Recently, a friend of mine who just started seeing someone confessed that she told her mother about him.
“You did!?” I asked, drawing in a dramatic breath.
“I know,” she replied. “I couldn’t help myself. And I haven’t heard from him since.”
Fortunately at that point it had only been about 24 hours and he did, shortly after, resurface.
But I could relate: every time I meet someone I challenge myself not to tell Mom, knowing that if I do I will get her all excited and then deal with having to disappoint her when things don’t work out.
But when you’re pretty positive that someone is going to be your future husband, as we all know by now I usually am when I meet a guy, it’s difficult not to share.
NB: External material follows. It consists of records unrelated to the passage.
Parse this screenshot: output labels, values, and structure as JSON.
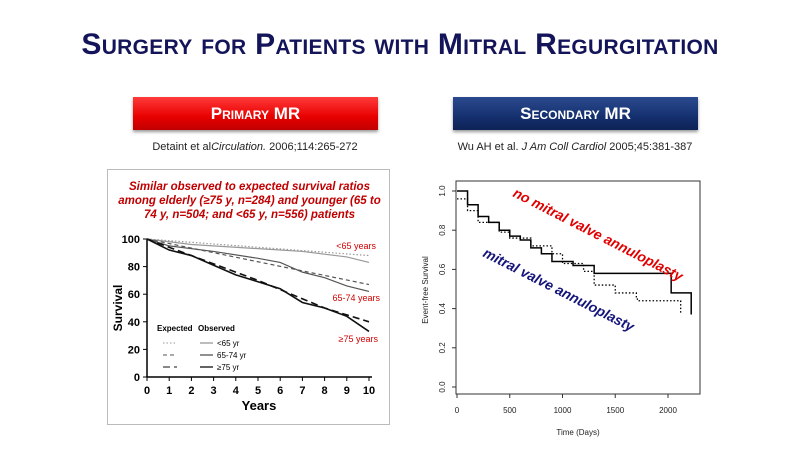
{
  "title": "Surgery for Patients with Mitral Regurgitation",
  "banners": {
    "primary": "Primary MR",
    "secondary": "Secondary MR",
    "primary_color": "#e80000",
    "secondary_color": "#15306e"
  },
  "citations": {
    "primary_authors": "Detaint et al",
    "primary_journal": "Circulation.",
    "primary_ref": " 2006;114:265-272",
    "secondary_authors": "Wu AH et al. ",
    "secondary_journal": "J Am Coll Cardiol",
    "secondary_ref": " 2005;45:381-387"
  },
  "chart_data": [
    {
      "type": "line",
      "note": "Similar observed to expected survival ratios among elderly (≥75 y, n=284) and younger (65 to 74 y, n=504; and <65 y, n=556) patients",
      "xlabel": "Years",
      "ylabel": "Survival",
      "xlim": [
        0,
        10
      ],
      "ylim": [
        0,
        100
      ],
      "xticks": [
        "0",
        "1",
        "2",
        "3",
        "4",
        "5",
        "6",
        "7",
        "8",
        "9",
        "10"
      ],
      "yticks": [
        "0",
        "20",
        "40",
        "60",
        "80",
        "100"
      ],
      "legend": {
        "expected_header": "Expected",
        "observed_header": "Observed",
        "entries": [
          "<65 yr",
          "65-74 yr",
          "≥75 yr"
        ]
      },
      "annotations": [
        "<65 years",
        "65-74 years",
        "≥75 years"
      ],
      "series": [
        {
          "name": "Expected <65 yr",
          "style": "dotted",
          "color": "#999999",
          "x": [
            0,
            10
          ],
          "y": [
            100,
            88
          ]
        },
        {
          "name": "Observed <65 yr",
          "style": "solid",
          "color": "#999999",
          "x": [
            0,
            2,
            5,
            7,
            9,
            10
          ],
          "y": [
            100,
            96,
            93,
            91,
            87,
            83
          ]
        },
        {
          "name": "Expected 65-74 yr",
          "style": "dashed",
          "color": "#555555",
          "x": [
            0,
            10
          ],
          "y": [
            100,
            67
          ]
        },
        {
          "name": "Observed 65-74 yr",
          "style": "solid",
          "color": "#555555",
          "x": [
            0,
            1,
            3,
            5,
            6,
            7,
            8,
            9,
            10
          ],
          "y": [
            100,
            95,
            91,
            86,
            83,
            76,
            72,
            66,
            62
          ]
        },
        {
          "name": "Expected ≥75 yr",
          "style": "longdash",
          "color": "#111111",
          "x": [
            0,
            2,
            5,
            8,
            10
          ],
          "y": [
            100,
            88,
            70,
            50,
            40
          ]
        },
        {
          "name": "Observed ≥75 yr",
          "style": "solid",
          "color": "#111111",
          "x": [
            0,
            1,
            2,
            3,
            4,
            5,
            6,
            7,
            8,
            9,
            10
          ],
          "y": [
            100,
            92,
            88,
            81,
            74,
            69,
            64,
            54,
            50,
            44,
            33
          ]
        }
      ]
    },
    {
      "type": "line",
      "xlabel": "Time (Days)",
      "ylabel": "Event-free Survival",
      "xlim": [
        0,
        2300
      ],
      "ylim": [
        0,
        1
      ],
      "xticks": [
        "0",
        "500",
        "1000",
        "1500",
        "2000"
      ],
      "yticks": [
        "0.0",
        "0.2",
        "0.4",
        "0.6",
        "0.8",
        "1.0"
      ],
      "annotations": [
        {
          "text": "no mitral valve annuloplasty",
          "color": "#e00000"
        },
        {
          "text": "mitral valve annuloplasty",
          "color": "#14147a"
        }
      ],
      "series": [
        {
          "style": "solid",
          "color": "#000000",
          "x": [
            0,
            100,
            200,
            300,
            400,
            500,
            600,
            700,
            800,
            900,
            1100,
            1250,
            1300,
            2020,
            2030,
            2220,
            2220
          ],
          "y": [
            1,
            0.93,
            0.87,
            0.84,
            0.8,
            0.77,
            0.75,
            0.71,
            0.68,
            0.64,
            0.62,
            0.62,
            0.58,
            0.58,
            0.48,
            0.48,
            0.37
          ]
        },
        {
          "style": "dotted",
          "color": "#000000",
          "x": [
            0,
            100,
            200,
            400,
            500,
            700,
            900,
            1000,
            1200,
            1300,
            1500,
            1700,
            1710,
            2120,
            2120
          ],
          "y": [
            0.96,
            0.9,
            0.84,
            0.79,
            0.76,
            0.72,
            0.68,
            0.63,
            0.59,
            0.52,
            0.48,
            0.46,
            0.44,
            0.44,
            0.37
          ]
        }
      ]
    }
  ]
}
The thing about all three of these things–the shaving, the waxing, she sharing–is that they activate a level of expectation that should really be avoided, or at least postponed, whenever possible.
I think I’ve refrained from doing it on the blog thus far, but I sometimes like to wax on about the fact that everything in life is about expectations. Not that this awareness actually compels me to keep them in check, but I know, in theory, that it should: I know I wouldn’t find myself being disappointed so frequently if I didn’t expect so much.
But there’s danger in that too: as S has sometimes reminded me, if I truly didn’t expect anything to ever work out than I might as well stay in bed all day. And never shave my legs or get waxed. And never let myself get excited enough to tell Mom.
Which–except for the waxing part–doesn’t sound very fun.